Worked example: widening a dependency’s supported range

Suppose a project lowers its floor on a core dependency acme from >= 5 to >= 4.2 to install in more environments. It carries small shims for APIs that changed in acme 5.0, and one of those shims works around a regression that existed only in acme 5.0 (fixed in 5.0.1). The matrix should verify the whole >= 4.2 range without ballooning, and keep the speculative jobs fast.

[tool.repomatic]
# Drop the slower-architecture runner of each OS, keeping the faster twin
# (measured here: Intel macOS and ARM Windows finish each job slower).
test-matrix.remove.os = ["macos-26-intel", "windows-11-arm"]

# Add the floor (4.2), the regression release (5.0), and the development
# branch alongside whatever the lockfile resolves to.
test-matrix.variations.acme-version = ["4.2", "5.0", "released", "main"]

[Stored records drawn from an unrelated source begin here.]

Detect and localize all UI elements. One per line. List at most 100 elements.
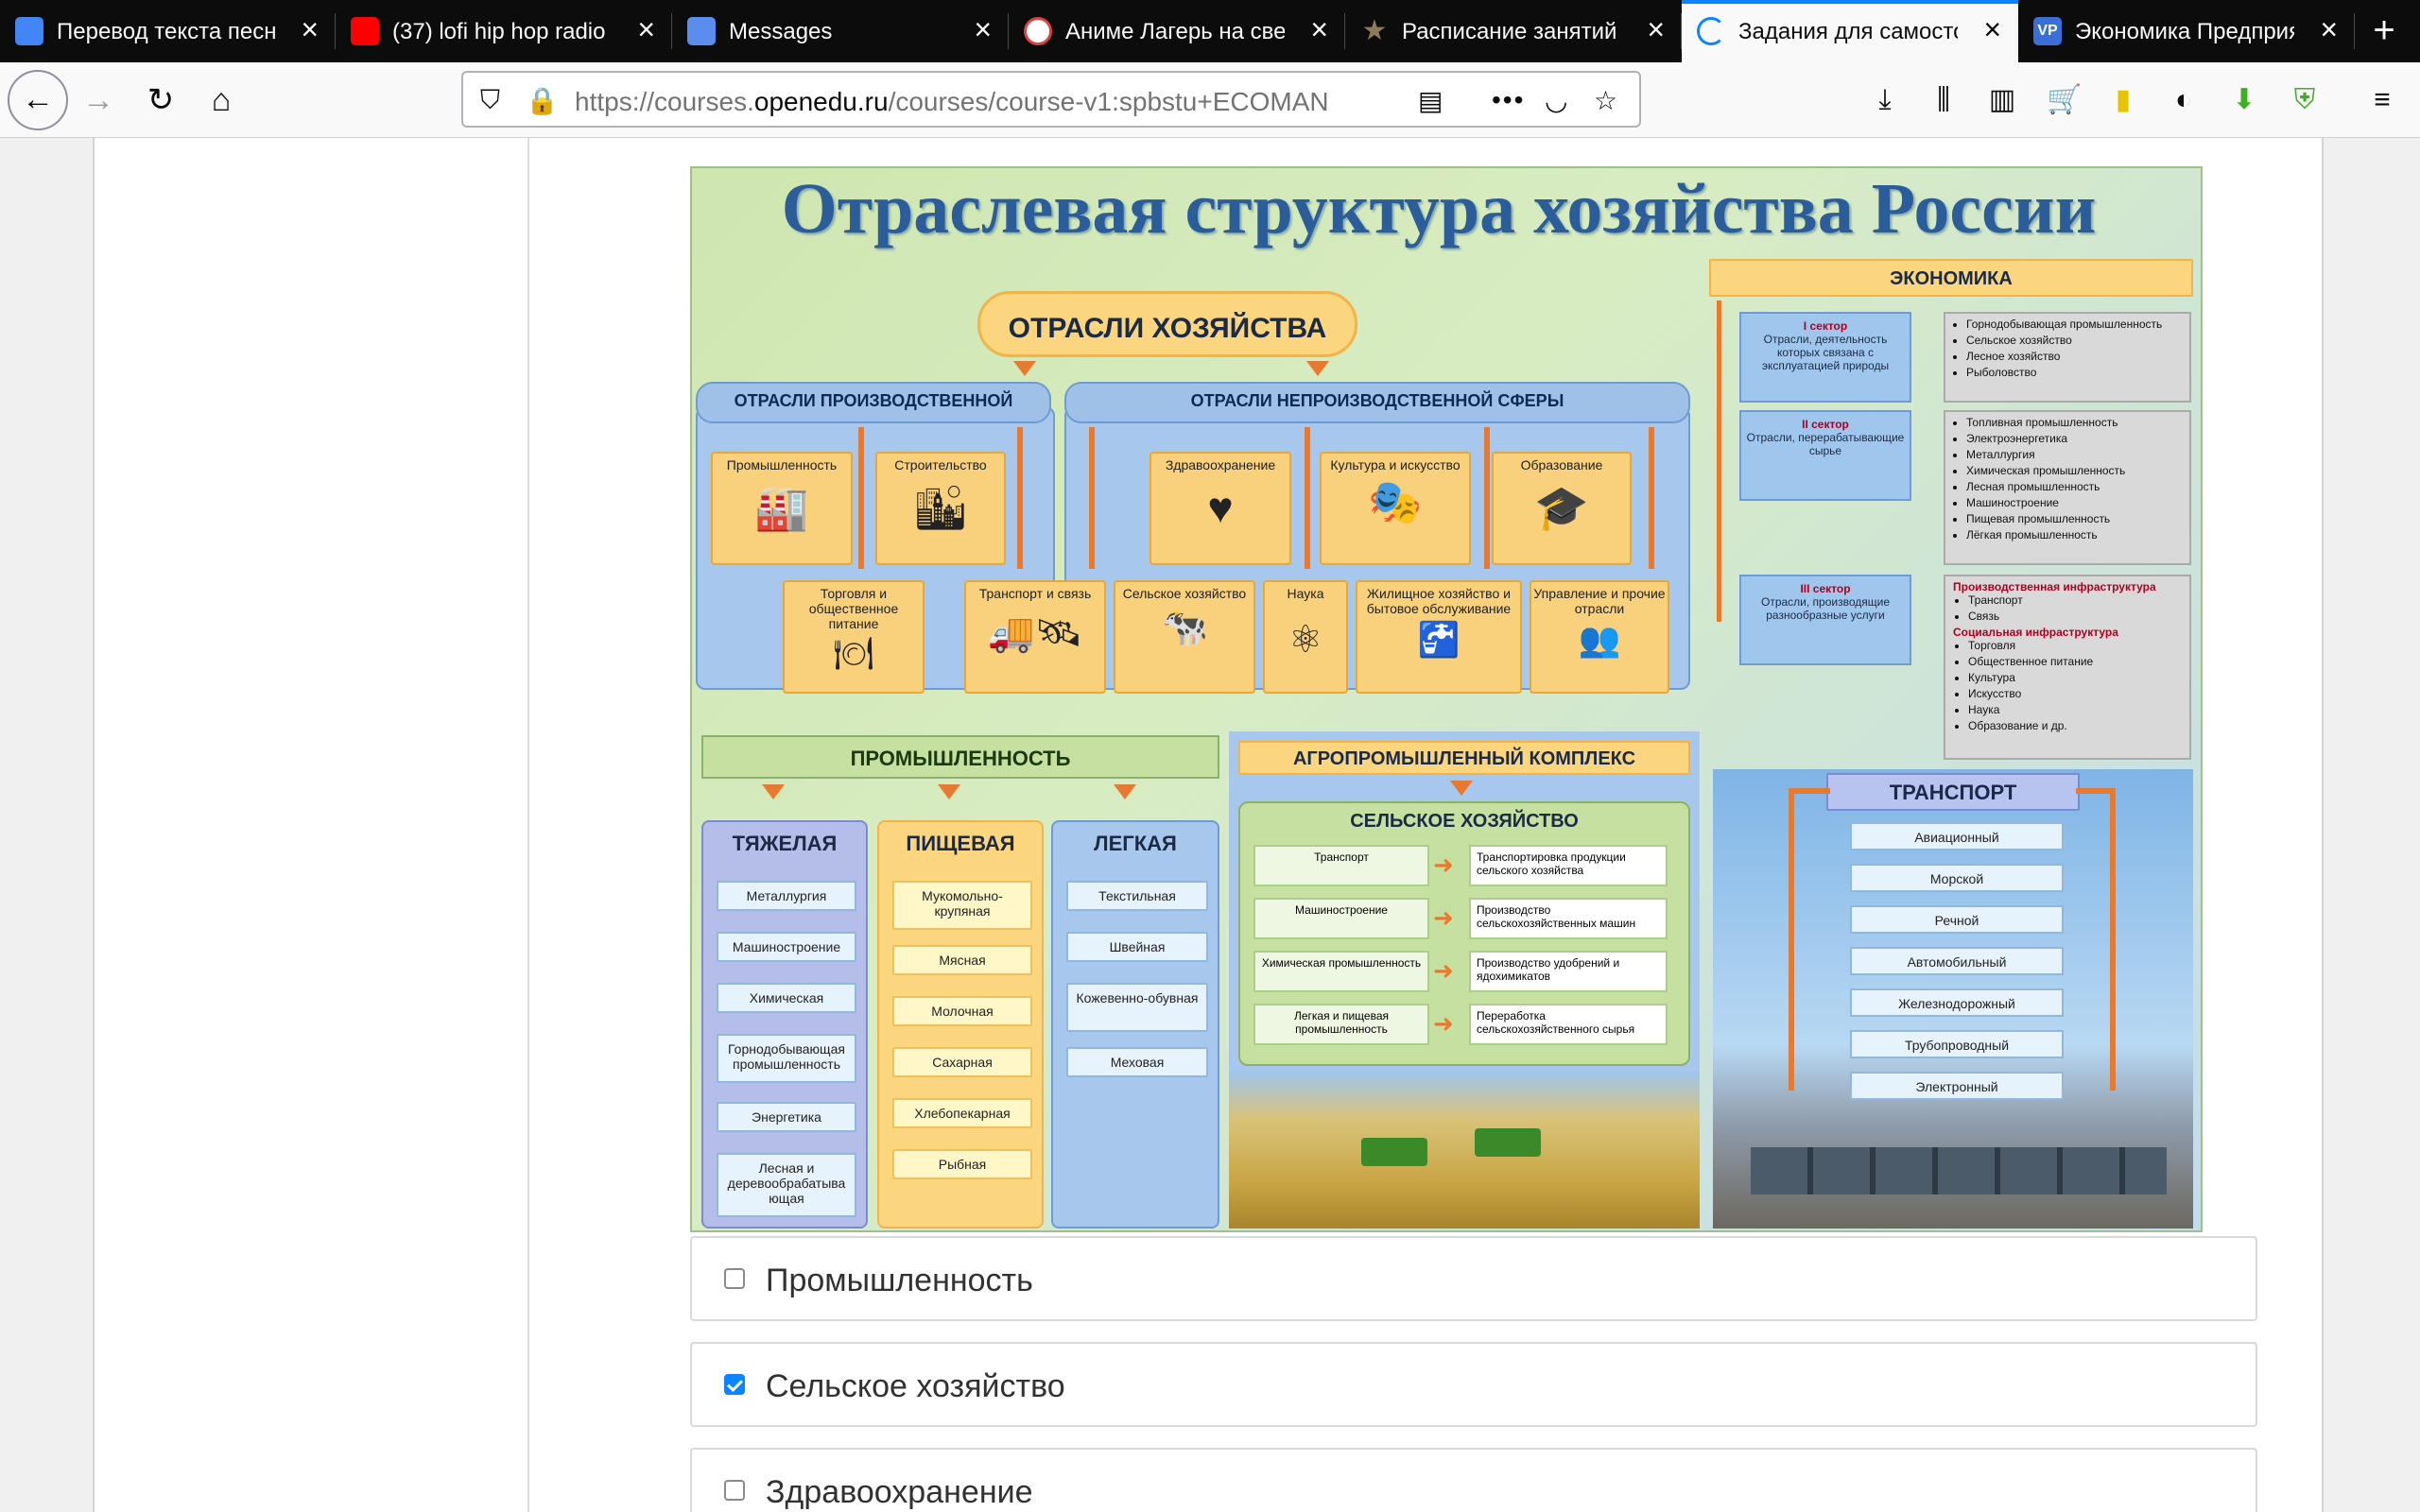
- arrow-icon: [1306, 361, 1329, 376]
- download-helper-icon[interactable]: ⬇: [2225, 81, 2263, 119]
- answer-option-industry[interactable]: Промышленность: [690, 1236, 2257, 1321]
- downloads-icon[interactable]: ⤓: [1866, 81, 1904, 119]
- transport-item: Электронный: [1850, 1072, 2064, 1100]
- arrow-icon: [1717, 301, 1721, 622]
- vpn-icon[interactable]: ◐: [2165, 81, 2203, 119]
- infographic-title: Отраслевая структура хозяйства России: [781, 169, 2097, 249]
- arrow-right-icon: ➜: [1433, 956, 1454, 985]
- tab-messages[interactable]: Messages ×: [672, 0, 1009, 62]
- dining-icon: 🍽: [833, 636, 874, 672]
- industry-title: ПРОМЫШЛЕННОСТЬ: [701, 735, 1219, 779]
- url-bar[interactable]: ⛉ 🔒 https://courses.openedu.ru/courses/c…: [461, 71, 1641, 128]
- docs-icon: [15, 17, 43, 45]
- close-icon[interactable]: ×: [637, 13, 655, 45]
- sidebar-divider: [527, 138, 529, 1512]
- graduate-icon: 🎓: [1534, 483, 1589, 532]
- checkbox-agriculture[interactable]: [724, 1374, 745, 1395]
- atom-icon: ⚛: [1288, 619, 1322, 661]
- tab-economics[interactable]: VP Экономика Предприя ×: [2018, 0, 2355, 62]
- productive-sphere-label: ОТРАСЛИ ПРОИЗВОДСТВЕННОЙ: [696, 382, 1051, 423]
- faucet-icon: 🚰: [1417, 620, 1461, 659]
- branch-housing: Жилищное хозяйство и бытовое обслуживани…: [1356, 580, 1522, 694]
- economy-structure-infographic: Отраслевая структура хозяйства России ОТ…: [690, 166, 2203, 1232]
- tab-title: Экономика Предприя: [2075, 19, 2294, 44]
- reader-view-icon[interactable]: ▤: [1418, 85, 1443, 116]
- branch-culture: Культура и искусство 🎭: [1320, 452, 1471, 565]
- sector-2-list: Топливная промышленность Электроэнергети…: [1944, 410, 2191, 565]
- bracket-top-left: [1789, 788, 1830, 794]
- close-icon[interactable]: ×: [1983, 13, 2001, 45]
- branch-education: Образование 🎓: [1492, 452, 1632, 565]
- combine-harvester-icon: [1475, 1128, 1541, 1157]
- answer-label[interactable]: Здравоохранение: [766, 1474, 1033, 1511]
- url-text[interactable]: https://courses.openedu.ru/courses/cours…: [575, 87, 1350, 117]
- people-icon: 👥: [1578, 620, 1621, 659]
- forward-button[interactable]: →: [70, 72, 127, 129]
- arrow-right-icon: ➜: [1433, 1009, 1454, 1038]
- sidebar-icon[interactable]: ▥: [1983, 81, 2021, 119]
- tab-title: Расписание занятий: [1402, 19, 1617, 44]
- agro-row: Машиностроение ➜ Производство сельскохозяй…: [1253, 898, 1698, 939]
- tab-lofi[interactable]: (37) lofi hip hop radio ×: [336, 0, 672, 62]
- tab-anime[interactable]: Аниме Лагерь на свеж ×: [1009, 0, 1345, 62]
- answer-label[interactable]: Промышленность: [766, 1263, 1033, 1299]
- close-icon[interactable]: ×: [301, 13, 319, 45]
- cart-icon[interactable]: 🛒: [2046, 81, 2083, 119]
- home-button[interactable]: ⌂: [193, 72, 250, 129]
- shield-extension-icon[interactable]: ⛨: [2286, 81, 2324, 119]
- arrow-icon: [1089, 427, 1095, 569]
- answer-option-healthcare[interactable]: Здравоохранение: [690, 1448, 2257, 1512]
- agro-row: Транспорт ➜ Транспортировка продукции сель…: [1253, 845, 1698, 886]
- answer-option-agriculture[interactable]: Сельское хозяйство: [690, 1342, 2257, 1427]
- arrow-icon: [1305, 427, 1310, 569]
- branch-science: Наука ⚛: [1263, 580, 1348, 694]
- tab-schedule[interactable]: ★ Расписание занятий ×: [1345, 0, 1682, 62]
- food-industry-column: ПИЩЕВАЯ Мукомольно-крупяная Мясная Молоч…: [877, 820, 1044, 1228]
- sector-1-list: Горнодобывающая промышленность Сельское …: [1944, 312, 2191, 403]
- buildings-icon: 🏙: [912, 483, 969, 532]
- arrow-icon: [858, 427, 864, 569]
- vp-icon: VP: [2033, 17, 2062, 45]
- tab-title: Messages: [729, 19, 833, 44]
- light-industry-column: ЛЕГКАЯ Текстильная Швейная Кожевенно-обу…: [1051, 820, 1219, 1228]
- transport-title: ТРАНСПОРТ: [1826, 773, 2080, 811]
- close-icon[interactable]: ×: [2320, 13, 2338, 45]
- arrow-icon: [1017, 427, 1023, 569]
- sector-3-list: Производственная инфраструктура Транспор…: [1944, 575, 2191, 760]
- branch-healthcare: Здравоохранение ♥: [1150, 452, 1291, 565]
- more-actions-icon[interactable]: •••: [1492, 85, 1525, 115]
- tab-tasks-active[interactable]: Задания для самосто ×: [1682, 0, 2018, 62]
- lock-icon[interactable]: 🔒: [526, 85, 559, 116]
- tab-title: (37) lofi hip hop radio: [392, 19, 606, 44]
- new-tab-button[interactable]: +: [2360, 8, 2409, 57]
- tab-translation[interactable]: Перевод текста песни ×: [0, 0, 336, 62]
- main-node: ОТРАСЛИ ХОЗЯЙСТВА: [977, 291, 1357, 357]
- menu-icon[interactable]: ≡: [2363, 81, 2401, 119]
- combine-harvester-icon: [1361, 1138, 1427, 1166]
- checkbox-industry[interactable]: [724, 1268, 745, 1289]
- close-icon[interactable]: ×: [1310, 13, 1328, 45]
- arrow-right-icon: ➜: [1433, 903, 1454, 932]
- theater-masks-icon: 🎭: [1368, 477, 1423, 526]
- answer-label[interactable]: Сельское хозяйство: [766, 1368, 1065, 1405]
- close-icon[interactable]: ×: [974, 13, 992, 45]
- library-icon[interactable]: ⫼: [1925, 81, 1962, 119]
- sector-1: I сектор Отрасли, деятельность которых св…: [1739, 312, 1911, 403]
- branch-trade: Торговля и общественное питание 🍽: [783, 580, 925, 694]
- back-button[interactable]: ←: [8, 70, 68, 130]
- messages-icon: [687, 17, 716, 45]
- checkbox-healthcare[interactable]: [724, 1480, 745, 1501]
- arrow-icon: [762, 784, 785, 799]
- bookmark-flag-icon[interactable]: ▮: [2104, 81, 2142, 119]
- sector-2: II сектор Отрасли, перерабатывающие сырье: [1739, 410, 1911, 501]
- heavy-industry-column: ТЯЖЕЛАЯ Металлургия Машиностроение Химич…: [701, 820, 868, 1228]
- shield-icon[interactable]: ⛉: [480, 85, 500, 116]
- reload-button[interactable]: ↻: [132, 72, 189, 129]
- bookmark-star-icon[interactable]: ☆: [1594, 85, 1617, 116]
- transport-item: Автомобильный: [1850, 947, 2064, 975]
- close-icon[interactable]: ×: [1647, 13, 1665, 45]
- branch-industry: Промышленность 🏭: [711, 452, 853, 565]
- tab-title: Задания для самосто: [1738, 19, 1958, 44]
- arrow-icon: [938, 784, 960, 799]
- pocket-icon[interactable]: ◡: [1545, 85, 1567, 116]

# Pin the floor, the regression release, and the dev branch to the single
# fastest runner; the shipped config (released acme) keeps the full spread.
# After the remove above, the non-pinned runners are ubuntu-slim, macos-26,
# and windows-2025.
test-matrix.exclude = [
  { "os" = "ubuntu-slim", "acme-version" = "4.2" },
  { "os" = "macos-26", "acme-version" = "4.2" },
  { "os" = "windows-2025", "acme-version" = "4.2" },
  { "os" = "ubuntu-slim", "acme-version" = "5.0" },
  { "os" = "macos-26", "acme-version" = "5.0" },
  { "os" = "windows-2025", "acme-version" = "5.0" },
  { "os" = "ubuntu-slim", "acme-version" = "main" },
  { "os" = "macos-26", "acme-version" = "main" },
  { "os" = "windows-2025", "acme-version" = "main" },
]

# The unreleased acme branch is an early-warning probe: never fail the build on it.
test-matrix.unstable = [{ "acme-version" = "main" }]

The full matrix resolves to three slices:

Slice

Runs on

continue-on-error

released acme (the shipped config)

all four retained OSes × every Python

no

4.2 floor and 5.0 regression

ubuntu-24.04-arm × every Python

no

main acme (dev-branch early warning)

ubuntu-24.04-arm × every Python

yes

The shipped configuration is exercised everywhere a regression would reach a user; the floor and the one regression-prone release are verified cheaply on the fastest runner; and the development branch gives a heads-up without the power to redden the build. The PR matrix stays the curated reduced set for fast feedback, since variations and unstable apply to the full matrix only. The same shape extends to a prerelease or free-threaded Python: add it as a python-version variation, pin it to one runner with exclude, and mark it unstable.